À titre de comparaison, il reste intéressant de noter qu’en France le principe demeure la réparation intégrale du préjudice. Il revient au débiteur de réparer l’entièreté du dommage mais pas plus que le dommage effectivement subi. Les dommages punitifs ne sont donc pas sanctionnés par la loi civile française. Autrement dit, les juges du fonds ne peuvent pas allouer une indemnité qui a pour objectif, en sus de la réparation du préjudice subie, de sanctionner le comportement de l’auteur fautif du dommage.


[1] Jean-Louis Baudouin et Pierre-Gabriel Jobin, avec la collaboration de N. Vézina, Les obligations, 6e édition, Les Éditions Yvon Blais, 2005, no 98.

[2] Tongyuan Wang c. Karina Diaz-Lillo, Régie du logement, 31-040608-070G.

[3] Art. 2805 C.c.Q.

[4] Tel est le cas depuis le 21 février 2024, date d’entrée en vigueur du nouvel article 1968 al. 1 C.c.Q qui précise désormais qu’il revient au locateur de prouver que la reprise ou l’éviction a été faite de bonne foi afin d’éviter une condamnation pour dommages moraux et matériels.

[5] Art. 2803 C.c.Q.

[6] Bolduc c. Mongeau, 2019 QCRDL 29020.

[7] Art. 1607 C.c.Q.

[8] Art. 1611 C.c.Q.

[9] Boucher c. Tan, 2017 QCRDL 13606.

[10] Trépanier c. Bleier, 2024 QCTAL 28343, para. 53.

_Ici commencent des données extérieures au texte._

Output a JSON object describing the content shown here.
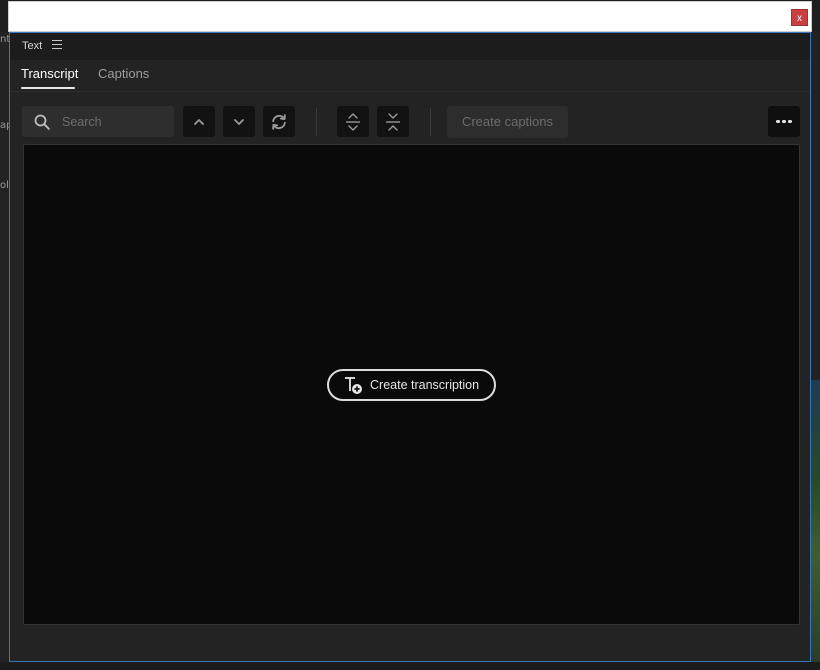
{
  "background": {
    "left_snippets": [
      "nt",
      "ap",
      "oli"
    ]
  },
  "titlebar": {
    "close_label": "x"
  },
  "panel": {
    "title": "Text"
  },
  "tabs": [
    {
      "label": "Transcript",
      "active": true
    },
    {
      "label": "Captions",
      "active": false
    }
  ],
  "toolbar": {
    "search_placeholder": "Search",
    "search_value": "",
    "create_captions_label": "Create captions",
    "icons": [
      "chevron-up-icon",
      "chevron-down-icon",
      "sync-icon",
      "expand-icon",
      "collapse-icon",
      "more-icon"
    ]
  },
  "content": {
    "create_transcription_label": "Create transcription"
  },
  "colors": {
    "panel_bg": "#232323",
    "content_bg": "#0a0a0a",
    "focus_border": "#3b76b8",
    "close_red": "#c8403f"
  }
}
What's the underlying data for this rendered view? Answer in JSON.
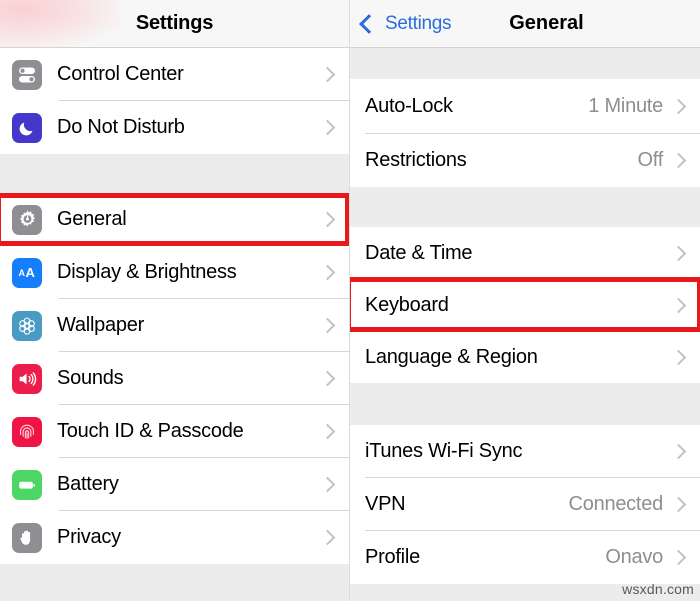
{
  "left_panel": {
    "navbar": {
      "title": "Settings"
    },
    "groups": [
      {
        "rows": [
          {
            "label": "Control Center",
            "icon": "control-center-icon",
            "icon_class": "ic-control"
          },
          {
            "label": "Do Not Disturb",
            "icon": "moon-icon",
            "icon_class": "ic-dnd"
          }
        ]
      },
      {
        "rows": [
          {
            "label": "General",
            "icon": "gear-icon",
            "icon_class": "ic-general",
            "highlighted": true
          },
          {
            "label": "Display & Brightness",
            "icon": "text-size-icon",
            "icon_class": "ic-display"
          },
          {
            "label": "Wallpaper",
            "icon": "flower-icon",
            "icon_class": "ic-wallpaper"
          },
          {
            "label": "Sounds",
            "icon": "speaker-icon",
            "icon_class": "ic-sounds"
          },
          {
            "label": "Touch ID & Passcode",
            "icon": "fingerprint-icon",
            "icon_class": "ic-touchid"
          },
          {
            "label": "Battery",
            "icon": "battery-icon",
            "icon_class": "ic-battery"
          },
          {
            "label": "Privacy",
            "icon": "hand-icon",
            "icon_class": "ic-privacy"
          }
        ]
      }
    ]
  },
  "right_panel": {
    "navbar": {
      "back_label": "Settings",
      "title": "General"
    },
    "groups": [
      {
        "rows": [
          {
            "label": "Auto-Lock",
            "value": "1 Minute"
          },
          {
            "label": "Restrictions",
            "value": "Off"
          }
        ]
      },
      {
        "rows": [
          {
            "label": "Date & Time",
            "value": ""
          },
          {
            "label": "Keyboard",
            "value": "",
            "highlighted": true
          },
          {
            "label": "Language & Region",
            "value": ""
          }
        ]
      },
      {
        "rows": [
          {
            "label": "iTunes Wi-Fi Sync",
            "value": ""
          },
          {
            "label": "VPN",
            "value": "Connected"
          },
          {
            "label": "Profile",
            "value": "Onavo"
          }
        ]
      }
    ]
  },
  "annotations": {
    "highlight_color": "#e8191b",
    "boxes": [
      {
        "name": "general-highlight",
        "target": "General"
      },
      {
        "name": "keyboard-highlight",
        "target": "Keyboard"
      }
    ]
  },
  "watermark": {
    "text": "wsxdn.com"
  }
}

[11] Art. 1968 al. 2 C.c.Q.

[12] Cinar Corporation c. Robinson, 2013 CSC 73 (CanLII), [2013] 3 RCS 1168, para. 136 (Juge en chef McLachlin).

[13] Baum c. Levine, 2023 QCTAL 18773, para 197.

[14] Art. 1621 al. 2 C.c.Q.

[15] Les statistiques sur les demandes de reprise ont été tirées des rapports annuels (2023-2024 ; 2020-2021 ; et 2017-2018) du Tribunal administratif du logement. Les données sur les demandes introduites en dommages-intérêts punitifs pour reprise de mauvaise foiont été obtenues sur demande d’accès à l’information effectuée auprès du Tribunal (Codes de recours: 1968DPE, 1968DE, 1968DPR, 1968DR).